Afera pedofilska w PSV i Vitesse. Holandia w szoku
Środowisko piłkarskie w Holandii jest w totalnym szoku. Właśnie wyszło na jaw, że trenerzy juniorów w czołowych klubach Eredivisie dopuszczali się swego czasu czynów pedofilskich. Zgłaszają się kolejne ofiary. Na razie w aferę zamieszane jest PSV i Vitesse Arnhem. Holenderska piłka nie miała nigdy wcześniej z czymś takim do czynienia. A przynajmniej nie było o tym głośno...
Wszystko zaczęło się od zeznań w "De Volkskrant". Wychowanek Vitesse, dziś 33-letni Renald Majoor, zdradził dziennikarzom, że na początku swojej przygody z piłką padł ofiarą molestowania seksualnego.

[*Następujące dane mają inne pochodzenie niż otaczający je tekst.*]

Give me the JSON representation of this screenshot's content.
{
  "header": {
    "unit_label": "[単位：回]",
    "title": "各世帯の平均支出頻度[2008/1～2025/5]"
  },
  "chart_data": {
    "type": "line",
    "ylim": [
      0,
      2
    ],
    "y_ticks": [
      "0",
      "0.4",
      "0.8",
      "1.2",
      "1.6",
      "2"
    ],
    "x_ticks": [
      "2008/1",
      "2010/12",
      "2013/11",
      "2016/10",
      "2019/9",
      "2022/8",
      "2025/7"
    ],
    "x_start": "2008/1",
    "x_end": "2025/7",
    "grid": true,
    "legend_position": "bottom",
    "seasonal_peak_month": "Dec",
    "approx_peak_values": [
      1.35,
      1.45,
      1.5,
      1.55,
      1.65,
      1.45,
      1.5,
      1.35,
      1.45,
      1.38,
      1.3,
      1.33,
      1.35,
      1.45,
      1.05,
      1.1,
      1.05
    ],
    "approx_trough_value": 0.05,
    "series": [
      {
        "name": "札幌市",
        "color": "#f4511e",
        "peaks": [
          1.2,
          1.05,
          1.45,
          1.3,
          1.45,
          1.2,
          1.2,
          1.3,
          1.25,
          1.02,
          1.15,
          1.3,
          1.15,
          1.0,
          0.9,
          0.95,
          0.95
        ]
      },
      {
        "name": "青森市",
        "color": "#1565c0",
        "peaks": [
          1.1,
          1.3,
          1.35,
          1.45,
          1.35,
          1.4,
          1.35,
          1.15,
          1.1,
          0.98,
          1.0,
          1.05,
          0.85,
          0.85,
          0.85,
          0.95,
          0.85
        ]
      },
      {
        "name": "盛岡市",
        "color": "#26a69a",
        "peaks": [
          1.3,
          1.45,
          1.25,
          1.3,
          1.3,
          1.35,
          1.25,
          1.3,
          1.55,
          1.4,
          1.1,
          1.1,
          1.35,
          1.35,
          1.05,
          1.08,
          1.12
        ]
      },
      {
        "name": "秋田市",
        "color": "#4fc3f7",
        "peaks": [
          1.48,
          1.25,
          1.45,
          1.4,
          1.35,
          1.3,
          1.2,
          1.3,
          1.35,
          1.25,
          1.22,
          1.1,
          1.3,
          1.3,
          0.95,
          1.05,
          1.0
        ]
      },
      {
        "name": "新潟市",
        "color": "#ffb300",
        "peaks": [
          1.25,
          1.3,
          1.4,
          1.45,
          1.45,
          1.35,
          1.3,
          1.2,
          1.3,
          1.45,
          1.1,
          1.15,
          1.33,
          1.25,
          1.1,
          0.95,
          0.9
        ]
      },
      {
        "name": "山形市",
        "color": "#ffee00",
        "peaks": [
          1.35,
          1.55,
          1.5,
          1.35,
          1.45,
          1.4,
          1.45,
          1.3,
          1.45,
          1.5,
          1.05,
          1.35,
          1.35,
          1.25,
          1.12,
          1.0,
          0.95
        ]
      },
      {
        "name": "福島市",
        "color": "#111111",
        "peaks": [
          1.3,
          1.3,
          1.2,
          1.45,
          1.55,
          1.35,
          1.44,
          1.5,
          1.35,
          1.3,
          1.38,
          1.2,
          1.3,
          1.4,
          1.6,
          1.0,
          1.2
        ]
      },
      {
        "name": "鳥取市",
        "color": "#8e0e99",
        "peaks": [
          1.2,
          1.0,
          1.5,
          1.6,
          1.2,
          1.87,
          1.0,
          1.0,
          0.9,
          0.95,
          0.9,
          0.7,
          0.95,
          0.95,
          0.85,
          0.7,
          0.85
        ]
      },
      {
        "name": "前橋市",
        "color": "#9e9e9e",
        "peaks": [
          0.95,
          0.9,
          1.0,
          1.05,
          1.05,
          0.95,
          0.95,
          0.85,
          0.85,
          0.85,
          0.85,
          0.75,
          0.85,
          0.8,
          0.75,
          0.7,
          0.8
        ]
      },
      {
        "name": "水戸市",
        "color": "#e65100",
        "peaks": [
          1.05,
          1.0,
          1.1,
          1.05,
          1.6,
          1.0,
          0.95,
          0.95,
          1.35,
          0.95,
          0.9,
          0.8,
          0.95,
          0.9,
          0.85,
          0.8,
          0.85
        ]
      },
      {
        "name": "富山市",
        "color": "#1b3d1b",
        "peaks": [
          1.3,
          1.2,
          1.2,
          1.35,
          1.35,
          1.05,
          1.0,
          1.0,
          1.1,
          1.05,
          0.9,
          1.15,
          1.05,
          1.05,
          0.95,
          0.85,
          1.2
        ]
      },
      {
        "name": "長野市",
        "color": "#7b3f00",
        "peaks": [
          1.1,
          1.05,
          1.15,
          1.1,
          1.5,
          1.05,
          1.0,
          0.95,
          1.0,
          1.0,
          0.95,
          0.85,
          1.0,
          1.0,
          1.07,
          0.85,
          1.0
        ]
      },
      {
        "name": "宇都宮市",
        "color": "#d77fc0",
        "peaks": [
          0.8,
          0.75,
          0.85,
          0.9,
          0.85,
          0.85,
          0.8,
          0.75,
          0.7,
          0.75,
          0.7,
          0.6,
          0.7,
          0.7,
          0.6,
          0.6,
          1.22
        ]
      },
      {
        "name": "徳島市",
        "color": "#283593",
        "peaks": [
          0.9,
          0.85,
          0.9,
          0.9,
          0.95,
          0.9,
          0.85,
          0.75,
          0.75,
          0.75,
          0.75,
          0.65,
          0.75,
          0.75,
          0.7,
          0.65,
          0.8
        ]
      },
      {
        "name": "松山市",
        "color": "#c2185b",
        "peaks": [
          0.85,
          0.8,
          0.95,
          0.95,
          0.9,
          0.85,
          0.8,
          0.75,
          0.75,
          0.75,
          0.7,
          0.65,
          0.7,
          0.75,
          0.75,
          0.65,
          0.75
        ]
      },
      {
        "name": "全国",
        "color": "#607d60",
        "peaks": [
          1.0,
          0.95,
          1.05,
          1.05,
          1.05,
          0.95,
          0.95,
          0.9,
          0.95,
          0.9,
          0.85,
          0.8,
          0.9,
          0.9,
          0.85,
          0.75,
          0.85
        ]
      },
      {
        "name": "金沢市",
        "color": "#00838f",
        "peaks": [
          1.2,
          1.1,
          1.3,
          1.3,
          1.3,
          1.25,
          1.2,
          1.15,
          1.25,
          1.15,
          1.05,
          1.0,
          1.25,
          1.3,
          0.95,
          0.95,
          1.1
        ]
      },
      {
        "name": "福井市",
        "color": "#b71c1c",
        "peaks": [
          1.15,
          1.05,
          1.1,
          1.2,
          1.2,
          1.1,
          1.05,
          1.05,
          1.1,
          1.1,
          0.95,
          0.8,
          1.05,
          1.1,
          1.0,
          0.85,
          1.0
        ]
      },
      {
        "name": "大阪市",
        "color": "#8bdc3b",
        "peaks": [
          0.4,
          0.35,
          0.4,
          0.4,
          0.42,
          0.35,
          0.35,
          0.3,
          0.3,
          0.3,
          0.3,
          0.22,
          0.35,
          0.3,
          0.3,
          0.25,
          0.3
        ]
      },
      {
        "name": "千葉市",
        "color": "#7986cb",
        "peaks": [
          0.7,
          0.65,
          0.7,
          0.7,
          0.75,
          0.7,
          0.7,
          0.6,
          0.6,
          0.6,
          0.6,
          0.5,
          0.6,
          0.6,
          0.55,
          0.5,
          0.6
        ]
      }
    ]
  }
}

Stało się to latem 1996 roku, a czynu dopuścił się jego ówczesny trener - niejaki Andre Z. Choć chłopiec zgłosił sprawę w klubie, jedyną konsekwencją, jaka spotkała pedofila, było sześciotygodniowe zawieszenie. Potem jak gdyby nigdy nic wrócił do pracy z dziećmi. Jego grzechy trzymano w tajemnicy.
Sytuacja odbiła się na całym dorosłym życiu Majoora. W wieku 18 lat porzucił grę w piłkę i marzenia o wielkiej karierze. Powodem były problemy psychiczne. Dziś w końcu odważył się mówić, a jego zeznania dodały odwagi innym. Wkrótce po publikacji materiału w "De Volkskrant", do redakcji zgłosił się inny były zawodnik - tym razem z PSV. Mężczyzna pragnął zachować anonimowość, ale zdradził, że w latach 60., gdy miał osiem lat, on także padł ofiarą molestowania przez swojego trenera. - Bardzo możliwe, że wielu innych młodych piłkarzy również było molestowanych - wyznał.
Chyba nie trzeba tłumaczyć, w jak wielkim szoku jest teraz Holandia. Zeznania byłych zawodników uderzyły w tamtejszy futbol jak grom z jasnego nieba. Sprawę bardzo poważnie potraktowała również federacja - działacze zaapelowali o to, by wszyscy zawodnicy, którzy kiedykolwiek padli w klubie ofiarą pedofilii, zgłosili się czym prędzej na policję. W obu wymienionych przypadkach ruszyły już bowiem śledztwa. Na razie wiadomo tylko, że Andre Z. nie odpowie za swoje czyny - zmarł w 2011 roku.